It's funny that when it was my own name earlier this season, it didn't seem very personal, but now that there's an active tropical cyclone with my wife's name, it feels a little weird to discuss it by name! At any rate, as with other such storms, "Sandy" in this case is an it, not a she; an atmospheric process, not an organism or living creature. Nonetheless, Elizabeth asked this morning if there had been an Atlantic storm named Sandy, and while I didn't think so, I wasn't completely certain.
Looking through some records confirms that this is the first use of the name, which is 18th on the list of names for this season. In the past, there have thus far been eight seasons with at least 18 storms that would garner a name under the current system. However, the present system of using human names only began back in 1953, so there would be no "Sandy"s before that time, which accounts for two of those eight seasons (1887 and 1933). In 1969, there were enough storms overall, but it turns out that they were only named up through the "M" storm, and then a post-season reanalysis identified an additional four tropical cyclones and one subtropical storm that did not receive names since they weren't detected and tracked in real time. The additional five seasons that have produced "S" storms are this year, 2011 (Sean), 2010 (Shary), 2005 (Stan, the only such storm to be sufficiently destructive of life and property for retirement), and 1995 (Sebastien).

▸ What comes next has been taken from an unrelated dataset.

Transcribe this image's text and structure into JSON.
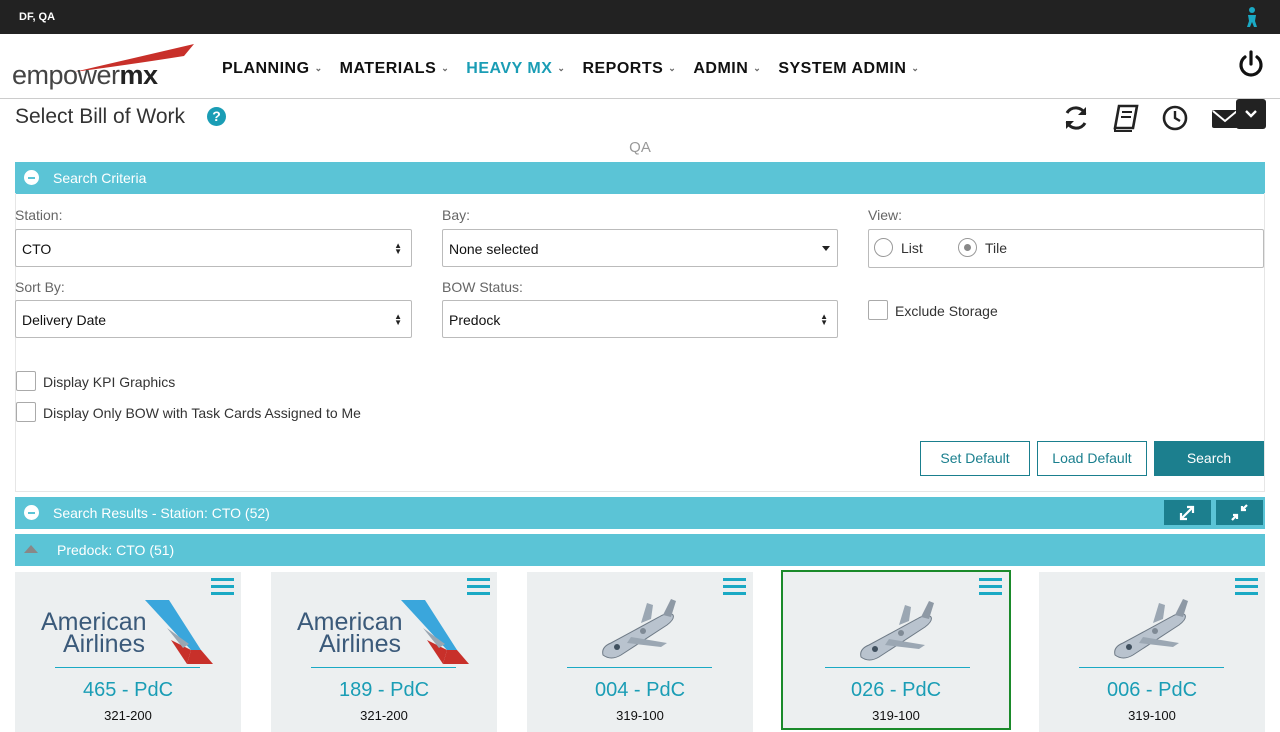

Having tracked that down, the next issue, a difficult one so far, is to work out what the future track of Sandy will be, and how much it may or may not impact the U.S. and North Carolina late this week and over the weekend. As you may have seen on some of our weathercasts, there are two main "camps" among the future path projections. Both of these currently move the storm center to a position a little east of the northern Bahamas by late Friday, but diverge quite a bit from there, with the European model moving northward not real far off the east coast over the weekend, perhaps bringing strong north winds and bands of significant rain to eastern NC, before interacting with a frontal system and hooking westward into the northeastern U.S. early next week. The American GFS model and several other U.S. hurricane tracking models swing Sandy to the northeast in the general direction of Bermuda. On that track, the storm would have very little direct impact on our state.

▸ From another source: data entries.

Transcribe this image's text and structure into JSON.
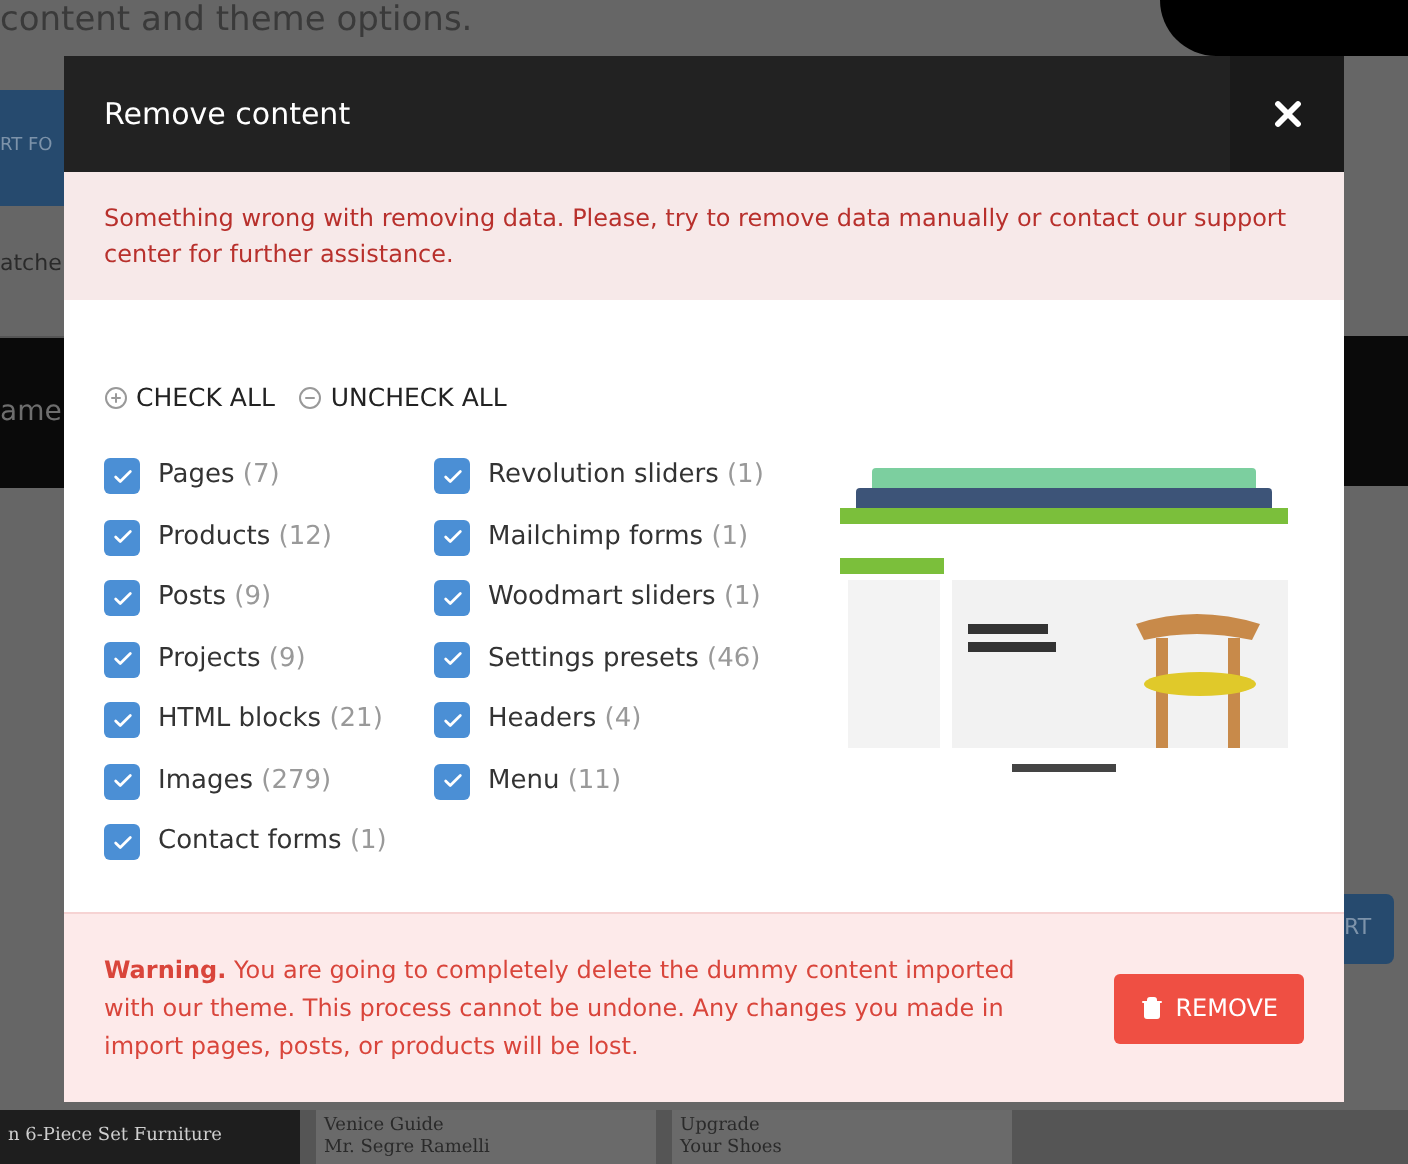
{
  "backdrop": {
    "heading": "content and theme options.",
    "left_button": "RT FO",
    "left_tab": "atche",
    "band_text": "ame",
    "right_button": "RT",
    "tiles": [
      {
        "lines": [
          "n 6-Piece Set Furniture"
        ]
      },
      {
        "lines": [
          "Venice Guide",
          "Mr. Segre Ramelli"
        ]
      },
      {
        "lines": [
          "Upgrade",
          "Your Shoes"
        ]
      }
    ]
  },
  "dialog": {
    "title": "Remove content",
    "error": "Something wrong with removing data. Please, try to remove data manually or contact our support center for further assistance.",
    "check_all": "CHECK ALL",
    "uncheck_all": "UNCHECK ALL",
    "columns": [
      [
        {
          "label": "Pages",
          "count": "(7)",
          "checked": true
        },
        {
          "label": "Products",
          "count": "(12)",
          "checked": true
        },
        {
          "label": "Posts",
          "count": "(9)",
          "checked": true
        },
        {
          "label": "Projects",
          "count": "(9)",
          "checked": true
        },
        {
          "label": "HTML blocks",
          "count": "(21)",
          "checked": true
        },
        {
          "label": "Images",
          "count": "(279)",
          "checked": true
        },
        {
          "label": "Contact forms",
          "count": "(1)",
          "checked": true
        }
      ],
      [
        {
          "label": "Revolution sliders",
          "count": "(1)",
          "checked": true
        },
        {
          "label": "Mailchimp forms",
          "count": "(1)",
          "checked": true
        },
        {
          "label": "Woodmart sliders",
          "count": "(1)",
          "checked": true
        },
        {
          "label": "Settings presets",
          "count": "(46)",
          "checked": true
        },
        {
          "label": "Headers",
          "count": "(4)",
          "checked": true
        },
        {
          "label": "Menu",
          "count": "(11)",
          "checked": true
        }
      ]
    ],
    "preview": {
      "kind": "picture"
    },
    "warning": "**Warning.** You are going to completely delete the dummy content imported with our theme. This process cannot be undone. Any changes you made in import pages, posts, or products will be lost.",
    "remove_button": "REMOVE"
  }
}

It's likely the models will agree more as the system drifts north of Jamaica and Haiti and into a more dynamic environment later this week, and it will be interesting to see whether the eventual track follows one of the two current camps, a blend of the two or something entirely different. We'll also be watching for a possible transition of the storm as it moves north of the Bahamas, from fully tropical to subtropical (a blend of tropical and extratropical characteristics) and perhaps eventually to a post-tropical structure more typical of a cool-season nor'easter.